NIMS OS divides up the process into a series of modules that represent either individual AI algorithms or robotic systems. And users can engineer the closed-loop AI automation necessary for their materials discovery projects by assembling combinations of the various software modules.

Digital transformation in the lab

One of the most commonly used machine learning approaches in the field is so-called Bayesian optimization (BO), which is a statistical approach to optimizing design parameters. “Using BO, various real materials, such as Li-ion conductive materials, multilayered metamaterials, halide perovskite, superalloys, and electrolytes, have been explored,” the NIMS OS group explains.

Currently, the developers have implemented three types of AI algorithms, including BO, in their closed-loop AI platform. Examples include a Python package for exploring thin films and polymers as well as a predictor for selecting the next round of experimental conditions, which is based on random forest regression. And, to keep things interesting, there’s also a random exploration option. However, this is primarily used as a starting point for the AI algorithms, which should –as the robot gathered experimental results accumulate – converge towards promising materials candidates.

Closed-loop AI hardware

On the hardware side of the closed-loop AI, the setup features a liquid-handling dispenser, an electrochemical measurement unit, and a robotic arm. The apparatus is designed to enable high-throughput evaluation of electrolytes – for example, to improve the performance of lithium metal electrodes in batteries (a test scenario used by the team to evaluate NIMS OS).

A closed-loop AI discovery session progresses from parallel experiments initiated using random exploration to cycles of testing, which can add up to hundreds of evaluations – all performed automatically.

In their demonstration, the researchers investigated the optimum combination of 16 electrolyte additives and the potential of the composition to improve battery performance – evaluated by measuring the discharge time for a given current density. A total of 384 experiments were performed, and the results mirrored wisdom in the battery technology world, which suggests that the system is capable of following a credible investigative path.

The next step for the team is to expand the software to include a variety of automated experiments to widen the number of different systems that can be studied. However, the current setup already highlights how battery development can be accelerated using closed-loop AI methods.

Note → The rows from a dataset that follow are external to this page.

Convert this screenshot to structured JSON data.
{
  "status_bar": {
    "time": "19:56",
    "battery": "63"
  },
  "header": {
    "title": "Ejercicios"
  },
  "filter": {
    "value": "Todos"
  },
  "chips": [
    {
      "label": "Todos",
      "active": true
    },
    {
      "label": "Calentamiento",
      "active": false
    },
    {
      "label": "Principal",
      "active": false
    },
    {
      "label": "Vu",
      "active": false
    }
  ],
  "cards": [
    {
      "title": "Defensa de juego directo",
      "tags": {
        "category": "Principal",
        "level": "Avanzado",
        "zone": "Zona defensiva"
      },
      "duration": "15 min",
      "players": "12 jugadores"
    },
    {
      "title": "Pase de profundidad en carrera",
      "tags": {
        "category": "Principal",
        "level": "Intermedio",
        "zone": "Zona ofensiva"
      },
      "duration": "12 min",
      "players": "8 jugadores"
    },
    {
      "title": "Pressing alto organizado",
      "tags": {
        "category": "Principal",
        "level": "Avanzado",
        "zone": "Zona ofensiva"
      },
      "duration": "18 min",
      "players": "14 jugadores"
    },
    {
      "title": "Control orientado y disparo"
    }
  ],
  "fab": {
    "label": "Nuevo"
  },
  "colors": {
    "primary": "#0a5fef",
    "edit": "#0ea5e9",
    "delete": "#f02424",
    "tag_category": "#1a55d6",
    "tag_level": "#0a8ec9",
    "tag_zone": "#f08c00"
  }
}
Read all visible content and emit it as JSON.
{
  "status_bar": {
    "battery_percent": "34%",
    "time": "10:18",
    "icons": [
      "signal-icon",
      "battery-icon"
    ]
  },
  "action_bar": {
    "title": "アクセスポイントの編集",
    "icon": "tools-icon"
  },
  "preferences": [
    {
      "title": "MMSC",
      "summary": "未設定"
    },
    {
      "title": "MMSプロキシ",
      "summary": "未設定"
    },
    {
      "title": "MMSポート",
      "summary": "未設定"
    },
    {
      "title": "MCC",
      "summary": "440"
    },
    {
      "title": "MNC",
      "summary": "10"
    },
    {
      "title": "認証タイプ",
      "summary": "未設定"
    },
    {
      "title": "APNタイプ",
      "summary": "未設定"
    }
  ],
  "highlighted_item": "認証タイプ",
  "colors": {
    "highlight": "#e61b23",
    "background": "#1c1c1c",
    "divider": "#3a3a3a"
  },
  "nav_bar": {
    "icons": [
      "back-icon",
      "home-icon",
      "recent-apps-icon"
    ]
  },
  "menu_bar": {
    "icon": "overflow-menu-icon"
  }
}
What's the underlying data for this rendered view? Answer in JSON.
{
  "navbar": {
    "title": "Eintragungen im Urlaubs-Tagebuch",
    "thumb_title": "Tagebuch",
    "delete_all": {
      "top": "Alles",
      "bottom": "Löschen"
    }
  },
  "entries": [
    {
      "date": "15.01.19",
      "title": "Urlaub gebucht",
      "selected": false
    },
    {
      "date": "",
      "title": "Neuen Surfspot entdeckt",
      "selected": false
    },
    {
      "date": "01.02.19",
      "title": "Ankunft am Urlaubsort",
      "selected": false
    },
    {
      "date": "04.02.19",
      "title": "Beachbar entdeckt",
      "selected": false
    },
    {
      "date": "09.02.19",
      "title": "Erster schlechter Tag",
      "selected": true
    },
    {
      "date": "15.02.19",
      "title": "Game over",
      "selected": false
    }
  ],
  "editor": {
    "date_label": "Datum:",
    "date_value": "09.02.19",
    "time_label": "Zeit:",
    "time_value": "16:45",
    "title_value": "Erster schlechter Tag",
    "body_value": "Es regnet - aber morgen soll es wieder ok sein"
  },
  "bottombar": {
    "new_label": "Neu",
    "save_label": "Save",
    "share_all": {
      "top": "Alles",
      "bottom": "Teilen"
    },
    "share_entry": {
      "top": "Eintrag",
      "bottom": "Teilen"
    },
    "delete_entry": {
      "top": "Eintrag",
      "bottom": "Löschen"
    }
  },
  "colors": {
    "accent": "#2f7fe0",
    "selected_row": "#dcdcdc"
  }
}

And the future could be even brighter thanks to quantum computing architecture that promises to further speed up the search for improved device materials. The hope is that quantum computers, which – by design – are capable of considering multiple solutions at once, will provide an alternative to current trial-and-error style investigations.

Typically, it can take anywhere between 20 to 30 years to translate novel materials from first discovery into the marketplace. And, given the importance of advanced materials in key areas such as renewable energy, including battery storage, it’s easy to understand why governments are keen to find a shorter path from the lab into commercial devices.

In 2011, government agencies in the US teamed up to support what’s dubbed the Materials Genome Initiative – a program with the ambitious aim of ‘discovering, manufacturing, and deploying advanced materials twice as fast and at a fraction of the cost compared to traditional methods.’

There have been highlights in the decade that followed, but moving the needle on finding new materials for the billions of smartphones, laptops, tablets, and other must have gadgets, is tough going. Plus, there are environmental considerations that go beyond searching simply for better performance – for example, new electrolyte additives need to aid not impede battery recyclability.

However, those considerations can be added as targets and built into the parameter search using automated approaches such as closed-loop AI. The difficulty in discovering device materials that can tick all boxes is sometimes likened to finding a needle in a haystack.

But we can be encouraged by the fact that the number of tools at our disposal is increasing, and automated AI methods – as we’ve come to see in other fields – are highly scalable, providing multiple levers to pull on to boost productivity.